How to Crop Images to a Face in Node.js
Leverage facial recognition artificial intelligence to automatically crop images into a square or circle shape.
Creating uniform headshots for display on a public web page - or even for something like an ID card - can be a bit of a challenge. It’s hard to lock down a single aspect ratio that works across multiple unique photographs, and it’s even more of a challenge to marry that aspect ratio with a certain framing standard when the original photos are taken.
We want to avoid manually cropping images, if at all possible, since that takes up a lot of time - and accomplishing that requires an intelligent automated solution.
Thankfully, facial cropping is a great use-case for image recognition artificial intelligence. Advanced facial feature recognition technologies make it possible to automatically define the boundaries of a face in an image by determining facial landmarks such as noses, eyes, and mouths, and then crop around those features to isolate the face in a close-up version of the image.
Tutorial: Crop Images to a Face in a Square or Circle Shape
In this tutorial, we’ll learn how to call a pair of APIs that use facial recognition AI to crop images to either a square or round crop of a face. Before we get going in our tutorial, we’ll first look at some examples of how these APIs crop images to make sure the output matches our needs.
Example Square and Circle Crop Outputs
We’ll start with a generic stock photo headshot image. This image emulates the style of profile picture we might expect to find on professional social networking sites.

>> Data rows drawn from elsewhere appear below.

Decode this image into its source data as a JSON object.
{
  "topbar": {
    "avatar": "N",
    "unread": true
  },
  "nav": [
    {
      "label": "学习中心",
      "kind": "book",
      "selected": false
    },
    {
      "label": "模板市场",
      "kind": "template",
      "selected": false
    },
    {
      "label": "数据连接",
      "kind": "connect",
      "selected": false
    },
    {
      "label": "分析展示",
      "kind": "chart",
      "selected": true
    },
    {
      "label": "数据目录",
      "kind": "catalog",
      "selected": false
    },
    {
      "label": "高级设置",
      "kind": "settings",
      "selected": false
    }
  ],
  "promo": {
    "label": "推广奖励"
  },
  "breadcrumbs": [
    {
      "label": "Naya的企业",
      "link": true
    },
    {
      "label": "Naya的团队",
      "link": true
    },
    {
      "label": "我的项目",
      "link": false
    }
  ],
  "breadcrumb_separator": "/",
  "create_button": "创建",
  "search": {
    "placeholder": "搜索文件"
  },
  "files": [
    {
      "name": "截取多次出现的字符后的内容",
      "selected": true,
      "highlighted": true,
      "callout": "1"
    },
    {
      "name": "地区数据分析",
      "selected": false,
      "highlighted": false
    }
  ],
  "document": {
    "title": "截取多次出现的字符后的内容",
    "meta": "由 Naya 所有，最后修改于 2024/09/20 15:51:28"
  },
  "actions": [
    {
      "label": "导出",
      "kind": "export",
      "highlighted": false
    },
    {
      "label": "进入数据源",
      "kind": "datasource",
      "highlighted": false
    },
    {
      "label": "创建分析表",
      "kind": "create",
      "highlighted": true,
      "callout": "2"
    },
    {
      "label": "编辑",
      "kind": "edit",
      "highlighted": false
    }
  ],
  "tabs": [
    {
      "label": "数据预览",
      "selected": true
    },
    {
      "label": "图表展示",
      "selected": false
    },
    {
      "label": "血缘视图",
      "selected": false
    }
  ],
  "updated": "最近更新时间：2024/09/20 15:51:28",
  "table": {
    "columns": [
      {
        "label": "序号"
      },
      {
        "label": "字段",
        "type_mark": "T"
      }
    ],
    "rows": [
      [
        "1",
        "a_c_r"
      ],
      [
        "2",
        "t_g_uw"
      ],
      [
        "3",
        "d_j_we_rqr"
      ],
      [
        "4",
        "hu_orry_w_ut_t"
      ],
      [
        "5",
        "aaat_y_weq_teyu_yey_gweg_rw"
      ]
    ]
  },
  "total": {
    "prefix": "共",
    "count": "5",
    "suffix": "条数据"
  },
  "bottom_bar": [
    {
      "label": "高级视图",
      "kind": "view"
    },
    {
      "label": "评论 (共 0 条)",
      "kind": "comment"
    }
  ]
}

Editing this image with the “square crop” API returns the following result:
And editing the original image with the “circle crop” API returns the following result:
Keep in mind the retention of image quality post-zoom is dependent on the quality of camera used to capture the original photo. Images with less pixel information won’t handle magnification quite as well.
Let’s move on to our tutorial!
Step 1: Install the Cloudmersive API Client
We’ll begin by running the following NPM command to install the Cloudmersive Image API client:
npm install cloudmersive-image-api-client --save
Alternatively, we can add this snippet to our package.json:
"dependencies": {
"cloudmersive-image-api-client": "^1.3.4"
}
Step 2: Configuration
Next, we’ll add the following configuration snippet to our file:
var CloudmersiveImageApiClient = require('cloudmersive-image-api-client');
var defaultClient = CloudmersiveImageApiClient.ApiClient.instance;
// Configure API key authorization: Apikey
var Apikey = defaultClient.authentications['Apikey'];
Apikey.apiKey = 'YOUR API KEY';
Within this snippet, we’ll provide an API key to authorize our requests. We can get an API key for free by creating a free account on the Cloudmersive website; this allows a limit of 800 API calls per month with zero additional commitments. We can always scale up our plan if/when the need arises.
Step 3: Instance Each API
In our final step, we’ll create an instance of the API we want to use (or both) and call each respective function.
To create a “square crop”, we’ll use the following code:
var apiInstance = new CloudmersiveImageApiClient.FaceApi();
var imageFile = Buffer.from(fs.readFileSync("C:\\temp\\inputfile").buffer); // File | Image file to perform the operation on. Common file formats such as PNG, JPEG are supported.
var callback = function(error, data, response) {
if (error) {
console.error(error);
} else {
console.log('API called successfully. Returned data: ' + data);
}
};
apiInstance.faceCropFirst(imageFile, callback);
And to create a “circle crop”, we’ll use the below code instead:
var apiInstance = new CloudmersiveImageApiClient.FaceApi();
var imageFile = Buffer.from(fs.readFileSync("C:\\temp\\inputfile").buffer); // File | Image file to perform the operation on. Common file formats such as PNG, JPEG are supported.
var callback = function(error, data, response) {
if (error) {
console.error(error);
} else {
console.log('API called successfully. Returned data: ' + data);
}
};
apiInstance.faceCropFirstRound(imageFile, callback);
We’ll always get our image response in PNG format (for lossless compression); if we started our operation with a JPEG image, we could simply convert the output back JPEG format from there.
And that’s all there is to it! Now we can improve our image processing automation with a pair of intelligent facial recognition APIs.